如果我们创建firstname列的索引,数据库将通过这个索引迅速把搜索范围限制到那些firstname=‘Mike’的记录,然后再在这个“中间结果集”上进行其他条件的搜索:它首先排除那些lastname不等于“Sullivan”的记录,然后排除那些age不等于17的记录。当记录满足所有搜索条件之后,数据库就返回最终的搜索结果。
由于建立了firstname列的索引,与执行表的完全扫描相比,MySQL的效率提高了很多,但我们要求MySQL扫描的记录数量仍旧远远超过了实际所需要的。虽然我们可以删除firstname列上的索引,再创建lastname或者age列的索引,但总地看来,不论在哪个列上创建索引搜索效率仍旧相似。

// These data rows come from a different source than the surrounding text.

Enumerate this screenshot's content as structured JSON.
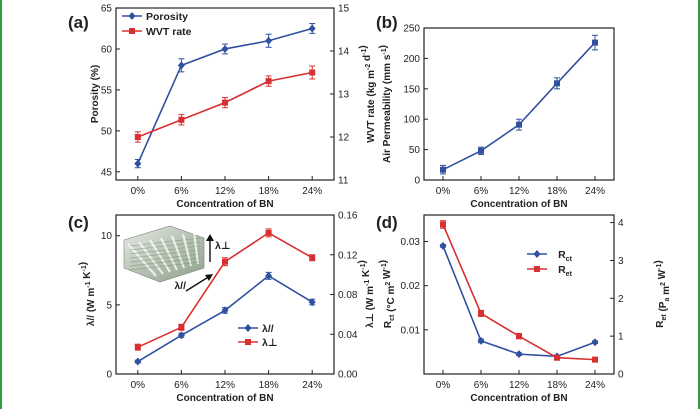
{
  "figure": {
    "accent_color": "#2e9e3a",
    "blue": "#3050a0",
    "red": "#d83030"
  },
  "chart_data": [
    {
      "panel": "(a)",
      "type": "line",
      "categories": [
        "0%",
        "6%",
        "12%",
        "18%",
        "24%"
      ],
      "xlabel": "Concentration of BN",
      "ylabel": "Porosity (%)",
      "ylabel_right": "WVT rate (kg m⁻² d⁻¹)",
      "ylim": [
        44,
        65
      ],
      "yticks": [
        45,
        50,
        55,
        60,
        65
      ],
      "ylim_right": [
        11,
        15
      ],
      "yticks_right": [
        11,
        12,
        13,
        14,
        15
      ],
      "series": [
        {
          "name": "Porosity",
          "axis": "left",
          "color": "#3050a0",
          "marker": "diamond",
          "values": [
            46,
            58,
            60,
            61,
            62.5
          ],
          "errors": [
            0.5,
            0.8,
            0.6,
            0.8,
            0.6
          ]
        },
        {
          "name": "WVT rate",
          "axis": "right",
          "color": "#d83030",
          "marker": "square",
          "values": [
            12.0,
            12.4,
            12.8,
            13.3,
            13.5
          ],
          "errors": [
            0.12,
            0.12,
            0.12,
            0.12,
            0.15
          ]
        }
      ],
      "legend": "top-left"
    },
    {
      "panel": "(b)",
      "type": "line",
      "categories": [
        "0%",
        "6%",
        "12%",
        "18%",
        "24%"
      ],
      "xlabel": "Concentration of BN",
      "ylabel": "Air Permeability (mm s⁻¹)",
      "ylim": [
        0,
        250
      ],
      "yticks": [
        0,
        50,
        100,
        150,
        200,
        250
      ],
      "series": [
        {
          "name": "Air Permeability",
          "axis": "left",
          "color": "#3050a0",
          "marker": "square",
          "values": [
            17,
            48,
            91,
            159,
            226
          ],
          "errors": [
            7,
            6,
            9,
            9,
            12
          ]
        }
      ]
    },
    {
      "panel": "(c)",
      "type": "line",
      "categories": [
        "0%",
        "6%",
        "12%",
        "18%",
        "24%"
      ],
      "xlabel": "Concentration of BN",
      "ylabel": "λ// (W m⁻¹ K⁻¹)",
      "ylabel_right": "λ⊥ (W m⁻¹ K⁻¹)",
      "ylim": [
        0,
        11.5
      ],
      "yticks": [
        0,
        5,
        10
      ],
      "ylim_right": [
        0,
        0.16
      ],
      "yticks_right": [
        0.0,
        0.04,
        0.08,
        0.12,
        0.16
      ],
      "yticks_right_labels": [
        "0.00",
        "0.04",
        "0.08",
        "0.12",
        "0.16"
      ],
      "series": [
        {
          "name": "λ//",
          "axis": "left",
          "color": "#3050a0",
          "marker": "diamond",
          "values": [
            0.9,
            2.8,
            4.6,
            7.1,
            5.2
          ],
          "errors": [
            0.1,
            0.15,
            0.2,
            0.25,
            0.2
          ]
        },
        {
          "name": "λ⊥",
          "axis": "right",
          "color": "#d83030",
          "marker": "square",
          "values": [
            0.027,
            0.047,
            0.113,
            0.142,
            0.117
          ],
          "errors": [
            0.003,
            0.003,
            0.004,
            0.004,
            0.003
          ]
        }
      ],
      "inset_labels": {
        "perp": "λ⊥",
        "parallel": "λ//"
      },
      "legend": "bottom-right"
    },
    {
      "panel": "(d)",
      "type": "line",
      "categories": [
        "0%",
        "6%",
        "12%",
        "18%",
        "24%"
      ],
      "xlabel": "Concentration of BN",
      "ylabel": "R_ct (°C m² W⁻¹)",
      "ylabel_right": "R_et (P_a m² W⁻¹)",
      "ylim": [
        0,
        0.036
      ],
      "yticks": [
        0.01,
        0.02,
        0.03
      ],
      "yticks_labels": [
        "0.01",
        "0.02",
        "0.03"
      ],
      "ylim_right": [
        0,
        4.2
      ],
      "yticks_right": [
        0,
        1,
        2,
        3,
        4
      ],
      "series": [
        {
          "name": "Rct",
          "axis": "left",
          "color": "#3050a0",
          "marker": "diamond",
          "values": [
            0.029,
            0.0075,
            0.0045,
            0.004,
            0.0072
          ],
          "errors": [
            0.0003,
            0.0004,
            0.0003,
            0.0003,
            0.0003
          ]
        },
        {
          "name": "Ret",
          "axis": "right",
          "color": "#d83030",
          "marker": "square",
          "values": [
            3.95,
            1.6,
            1.0,
            0.43,
            0.38
          ],
          "errors": [
            0.1,
            0.08,
            0.07,
            0.05,
            0.04
          ]
        }
      ],
      "legend": "top-right"
    }
  ]
}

为了提高搜索效率,我们需要考虑运用多列索引。如果为firstname、lastname和age这三个列创建一个多列索引,数据库只需一次检索就能够找出正确的结果!
那么,如果在firstname、lastname、age这三个列上分别创建单列索引,效果是否和创建一个覆盖firstname、lastname、age字段的多列索引一样呢?
答案是否定的,两者完全不同。当我们执行查询的时候,MySQL只能使用一个索引。如果你有三个单列的索引,MySQL会试图选择一个限制最严格的索引。但是,即使是限制最严格的单列索引,它的限制能力也肯定远远低于覆盖firstname、lastname、age这三个列的多列索引。
最左前缀(Leftmost Prefixing)
多列索引还有另外一个优点,它通过称为**最左前缀(Leftmost Prefixing)**的概念体现出来。继续考虑前面的例子,现在我们有一个firstname、lastname、age列上的多列索引,我们称这个索引为fname_lname_age。当搜索条件是以下各种列的组合时,数据库将使用fname_lname_age索引:
- firstname,lastname,age
- firstname,lastname
- firstname
实际上,覆盖firstname、lastname、age列上的多列索引,相当于我们创建了(firstname,lastname,age)、(firstname,lastname)以及(firstname)这些列组合上的索引。因此,下面这些查询在执行时,均能够使用到这个fname_lname_age索引:
SELECT peopleid FROM people WHERE firstname='Mike' AND lastname='Sullivan' AND age='17';
SELECT peopleid FROM people WHERE firstname='Mike' AND lastname='Sullivan';
SELECT peopleid FROM people WHERE firstname='Mike';
下面这些查询在执行时,都不能够使用到这个fname_lname_age索引:
SELECT peopleid FROM people Where lastname='Sullivan';
SELECT peopleid FROM people Where age='17';
SELECT peopleid FROM people Where lastname='Sullivan' AND age='17';
为什么要使用联合索引
减少开销
建一个联合索引(col1,col2,col3),实际相当于建了(col1),(col1,col2),(col1,col2,col3)三个索引。每多一个索引,都会增加写操作的开销和磁盘空间的开销。对于大量数据的表,使用联合索引会大大的减少开销!
覆盖索引(covering index)
同理,当你要select的字段,已经在索引树里面存储,那就不需要再去对数据表进行回表了。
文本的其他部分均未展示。